For now, the Bureau was divided like the Roman Empire of old into East and West: two competing directors, two budgets, and next to no money.
Another day older and deeper in debt.
A tall, graying security guard unlocked the heavy glass door as he approached. "You know where to go, Agent Griffin," the guard said. "Don't get lost. Mr. Hoover's still spookin' around. I hear he's been getting the goods on a few devils, kicking butt and takin' names."
William chuckled. "What's he got on you, Clarence?"
"The ladies, my man." Clarence winked. "Sleek, smart ladies in tight-fittin' power suits. Black or white, Hispanic or Asian, I love 'em all."
"And they love you."
"No time, and still I wish they was more!" Clarence called after him.
While the investigative divisions of other agencies-ATF, Homeland Security, Diplomatic Security, Treasury, even the IRS and the Postal Service-had been happy to suck up some high-profile, high-publicity cases, none had the forensic expertise or the laboratory throughput, and crime never slept.
Nobody knew how that song would end.
Much of top FBI management had evacuated to sunnier positions, leaving behind a few dedicated souls and some spectacular incompetents.
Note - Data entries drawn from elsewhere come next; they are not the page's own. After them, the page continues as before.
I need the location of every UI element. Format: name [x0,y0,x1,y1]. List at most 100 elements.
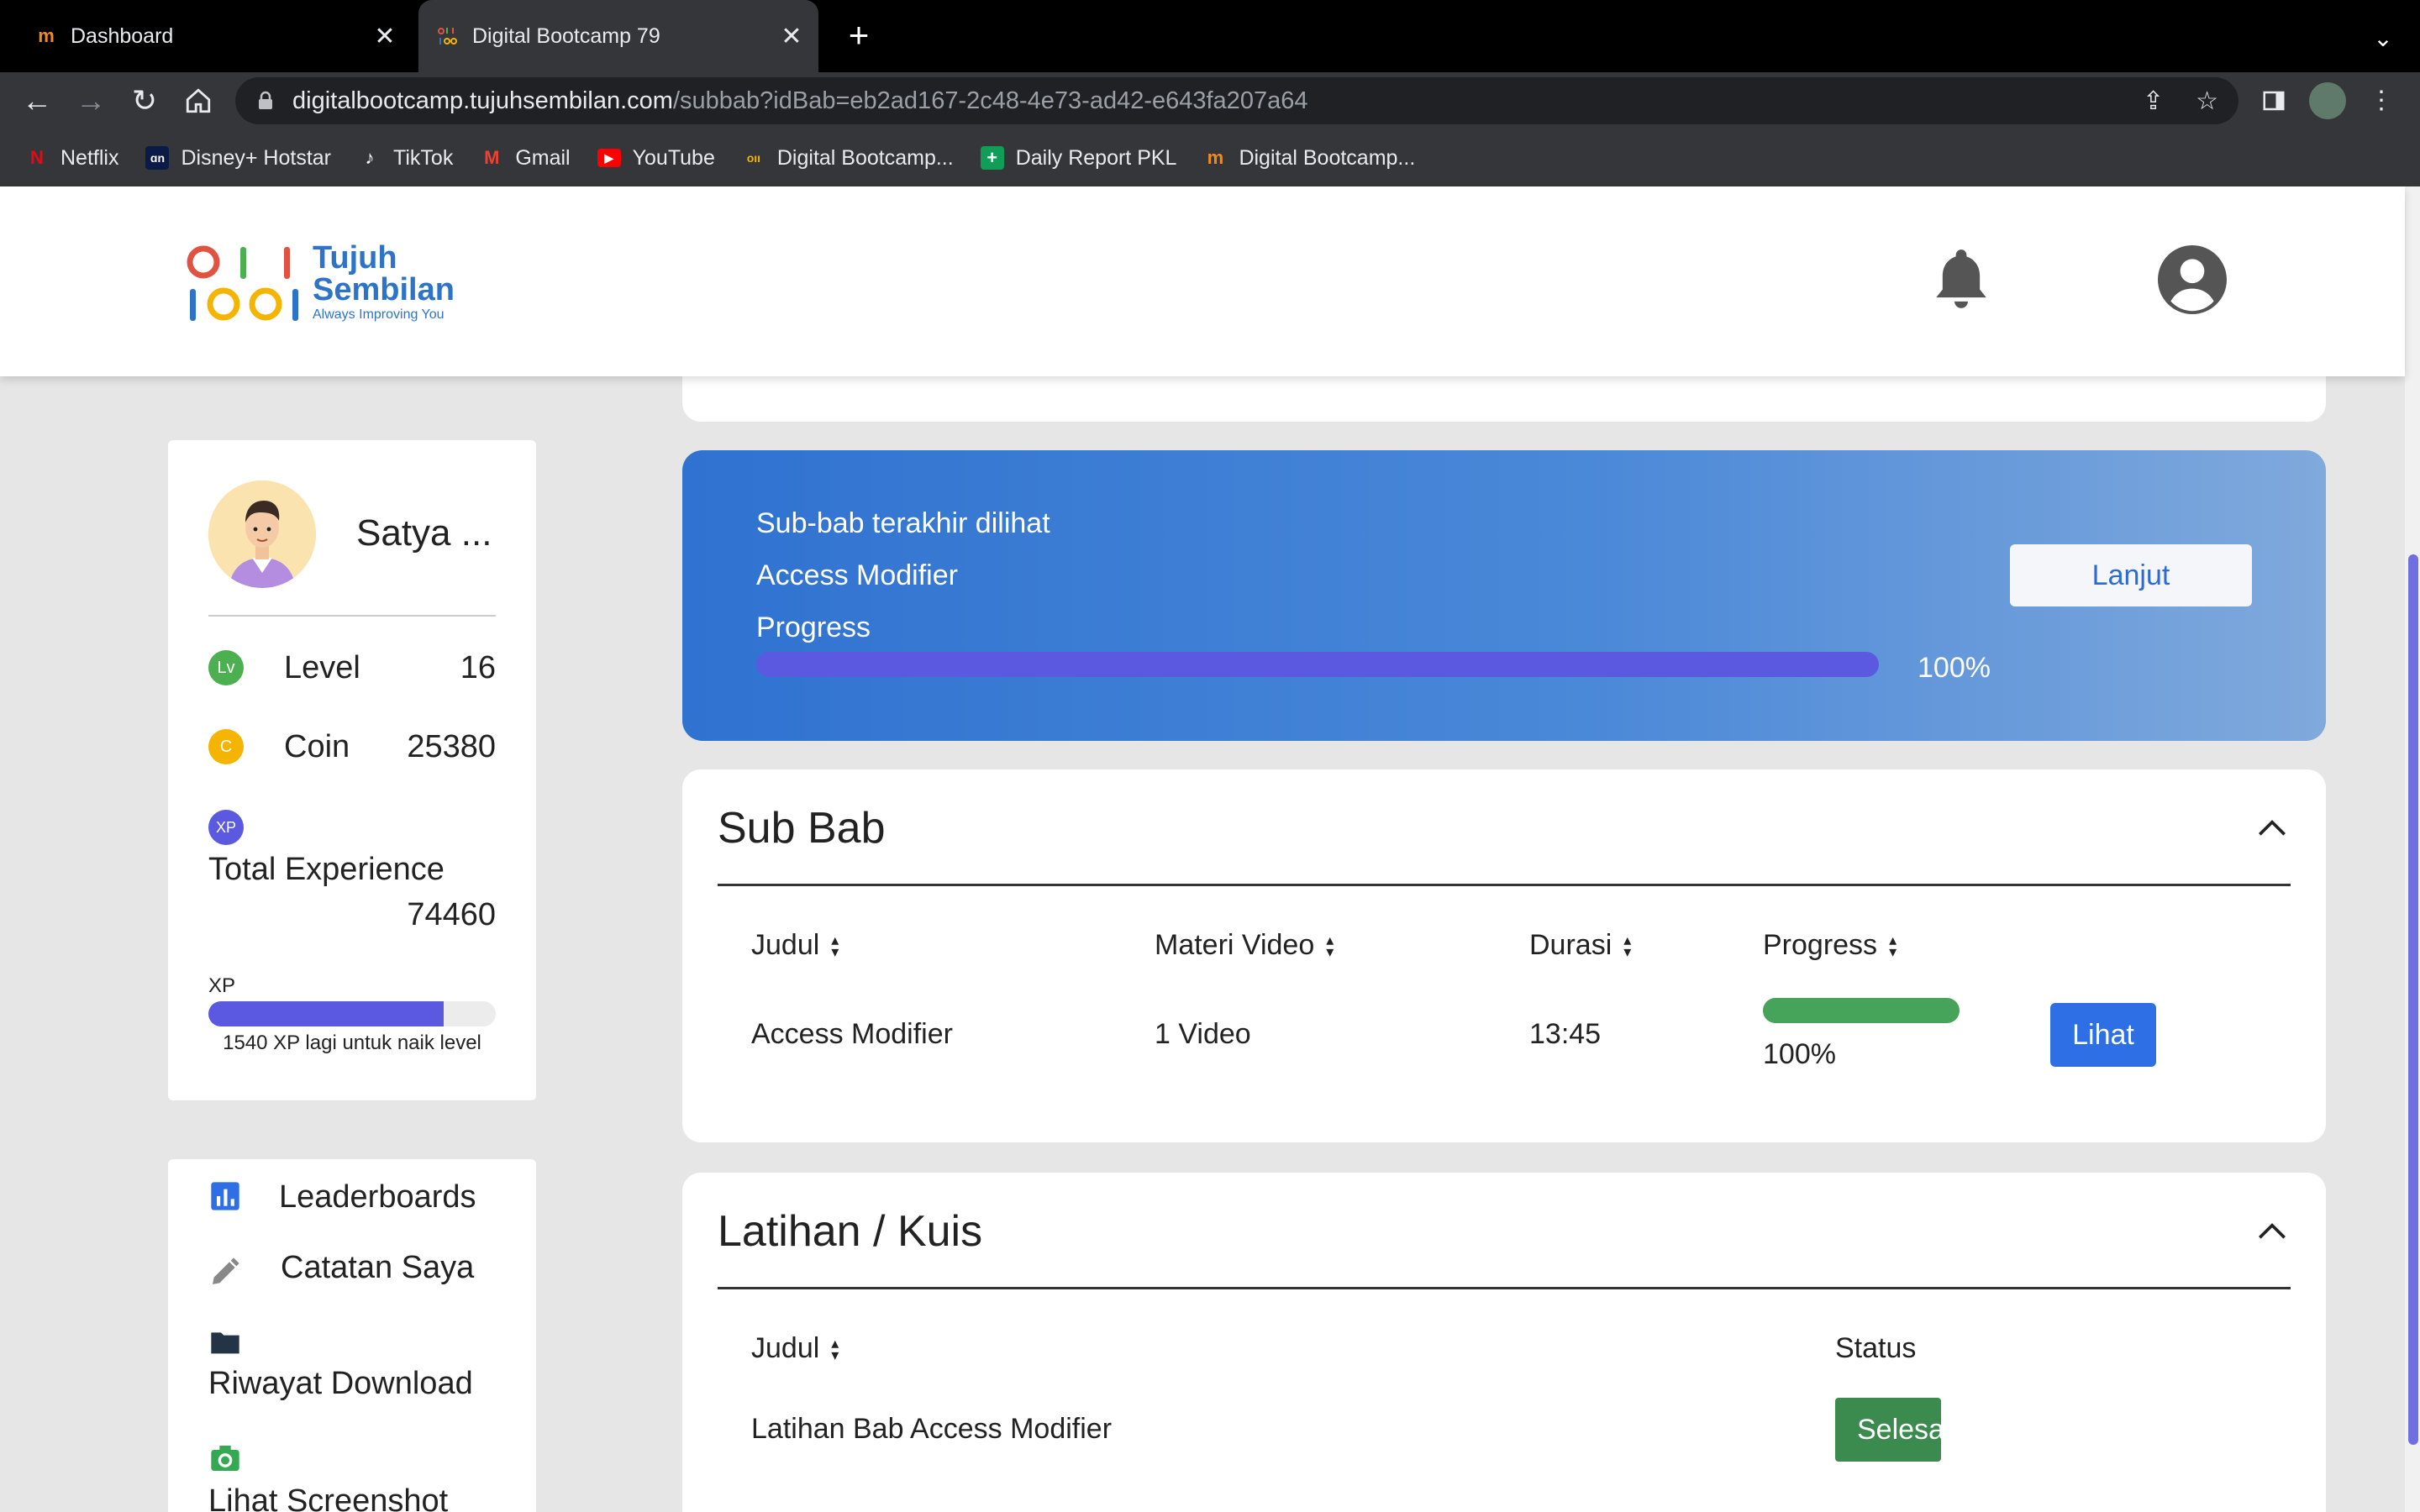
column-header-judul[interactable]: Judul ▴ ▾ [751,1332,839,1365]
column-header-judul[interactable]: Judul ▴ ▾ [751,929,839,962]
menu-item-label: Leaderboards [279,1179,476,1215]
column-header-label: Materi Video [1155,929,1315,961]
menu-item-label: Riwayat Download [208,1366,473,1401]
tab-title: Digital Bootcamp 79 [472,24,660,48]
kebab-menu-icon[interactable]: ⋮ [2365,81,2398,121]
bookmark-youtube[interactable]: ▶ YouTube [597,146,715,171]
bootcamp-icon [435,24,460,49]
bookmark-label: YouTube [632,145,715,170]
camera-icon [211,1446,239,1471]
level-badge-icon: Lv [208,650,244,685]
divider [718,1287,2291,1289]
side-panel-icon[interactable] [2255,81,2292,121]
bookmark-label: Netflix [60,145,119,170]
url-host: digitalbootcamp.tujuhsembilan.com [292,87,673,114]
chevron-up-icon[interactable] [2254,810,2291,847]
sort-icon[interactable]: ▴ ▾ [1889,932,1897,959]
bookmark-gmail[interactable]: M Gmail [480,146,570,171]
column-header-progress[interactable]: Progress ▴ ▾ [1763,929,1897,962]
menu-item-riwayat-download[interactable]: Riwayat Download [208,1326,528,1410]
column-header-durasi[interactable]: Durasi ▴ ▾ [1529,929,1631,962]
bootcamp-icon: m [1207,147,1224,168]
lanjut-button[interactable]: Lanjut [2010,544,2252,606]
last-seen-title: Access Modifier [756,559,958,591]
gmail-icon: M [484,147,500,168]
row-progress-bar [1763,998,1960,1023]
chevron-up-icon[interactable] [2254,1213,2291,1250]
url-path: /subbab?idBab=eb2ad167-2c48-4e73-ad42-e6… [672,87,1308,114]
folder-icon [211,1332,239,1354]
xp-note: 1540 XP lagi untuk naik level [223,1032,481,1054]
tab-digital-bootcamp[interactable]: Digital Bootcamp 79 ✕ [418,0,818,72]
cell-materi-video: 1 Video [1155,1018,1251,1050]
menu-item-leaderboards[interactable]: Leaderboards [208,1179,528,1233]
menu-item-lihat-screenshot[interactable]: Lihat Screenshot [208,1441,528,1512]
sort-icon[interactable]: ▴ ▾ [1326,932,1334,959]
bookmark-label: Digital Bootcamp... [1239,145,1416,170]
scrollbar-thumb[interactable] [2408,554,2418,1445]
column-header-status: Status [1835,1332,1916,1365]
bootcamp-icon: oıı [746,151,761,165]
level-label: Level [284,650,360,685]
logo-mark-icon [187,245,298,321]
bookmark-bootcamp-1[interactable]: oıı Digital Bootcamp... [742,146,954,171]
tiktok-icon: ♪ [365,147,375,168]
new-tab-button[interactable]: + [837,13,881,57]
close-icon[interactable]: ✕ [775,22,808,51]
row-progress-fill [1763,998,1960,1023]
column-header-label: Durasi [1529,929,1612,961]
sub-bab-title: Sub Bab [718,804,886,853]
last-seen-heading: Sub-bab terakhir dilihat [756,507,1050,539]
bookmark-label: Disney+ Hotstar [181,145,332,170]
reload-icon[interactable]: ↻ [124,81,165,121]
level-value: 16 [460,650,496,685]
profile-avatar-icon[interactable] [2309,82,2346,119]
logo-text-line1: Tujuh [313,240,397,276]
sub-bab-card [682,769,2326,1142]
forward-icon[interactable]: → [71,81,111,121]
column-header-label: Status [1835,1332,1917,1364]
cell-durasi: 13:45 [1529,1018,1602,1050]
column-header-label: Judul [751,929,820,961]
last-seen-progress-bar [756,652,1879,677]
address-bar[interactable]: digitalbootcamp.tujuhsembilan.com/subbab… [235,77,2238,124]
xp-bar-label: XP [208,974,236,997]
sort-icon[interactable]: ▴ ▾ [831,1336,839,1362]
user-account-icon[interactable] [2158,245,2227,314]
bookmark-hotstar[interactable]: ɑn Disney+ Hotstar [145,146,331,171]
avatar[interactable] [208,480,316,588]
share-icon[interactable]: ⇪ [2143,87,2164,116]
bookmarks-bar: N Netflix ɑn Disney+ Hotstar ♪ TikTok M Gmai… [0,129,2420,186]
close-icon[interactable]: ✕ [368,22,402,51]
latihan-kuis-title: Latihan / Kuis [718,1207,983,1256]
bookmark-bootcamp-2[interactable]: m Digital Bootcamp... [1203,145,1416,171]
tab-dashboard[interactable]: m Dashboard ✕ [17,0,412,72]
logo-tagline: Always Improving You [313,307,445,322]
bookmark-tiktok[interactable]: ♪ TikTok [358,146,454,171]
user-name: Satya ... [356,512,492,554]
bookmark-netflix[interactable]: N Netflix [25,146,118,171]
star-icon[interactable]: ☆ [2196,87,2218,116]
back-icon[interactable]: ← [17,81,57,121]
column-header-materi-video[interactable]: Materi Video ▴ ▾ [1155,929,1334,962]
sort-icon[interactable]: ▴ ▾ [831,932,839,959]
menu-item-catatan-saya[interactable]: Catatan Saya [208,1250,528,1304]
bell-icon[interactable] [1929,244,1993,314]
coin-value: 25380 [407,729,496,764]
column-header-label: Progress [1763,929,1878,961]
bookmark-label: Gmail [515,145,571,170]
column-header-label: Judul [751,1332,820,1364]
menu-item-label: Lihat Screenshot [208,1483,449,1512]
cell-judul: Latihan Bab Access Modifier [751,1413,1113,1445]
home-icon[interactable] [178,81,218,121]
bookmark-daily-report[interactable]: + Daily Report PKL [980,146,1176,171]
sort-icon[interactable]: ▴ ▾ [1623,932,1631,959]
chevron-down-icon[interactable]: ⌄ [2361,17,2405,60]
total-experience-value: 74460 [407,897,496,932]
lock-icon[interactable] [257,91,277,111]
divider [208,615,496,617]
lihat-button[interactable]: Lihat [2050,1003,2156,1067]
bar-chart-icon [211,1182,239,1210]
cell-judul: Access Modifier [751,1018,953,1050]
site-logo[interactable]: Tujuh Sembilan Always Improving You [185,240,471,324]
William was fortunate that his boss, Alicia Kunsler, fell into the first category.
He hung a left past the broad conversation pit, empty but for two upended couches and rolls of old carpet, and walked along a hallway now bereft of J. Edgar Hoover's favorite pastoral prints. Just a long row of rectangles on a sunned and peeling wall.
Kunsler kept her lonely office at the end of an empty corridor. The overhead lights had been dimmed or removed, but the glow from her half open door guided him around an abandoned desk, a few old gray steel swivel chairs, a tied stack of cardboard, and a bin filled with newspaper clippings someone had deemed unnecessary.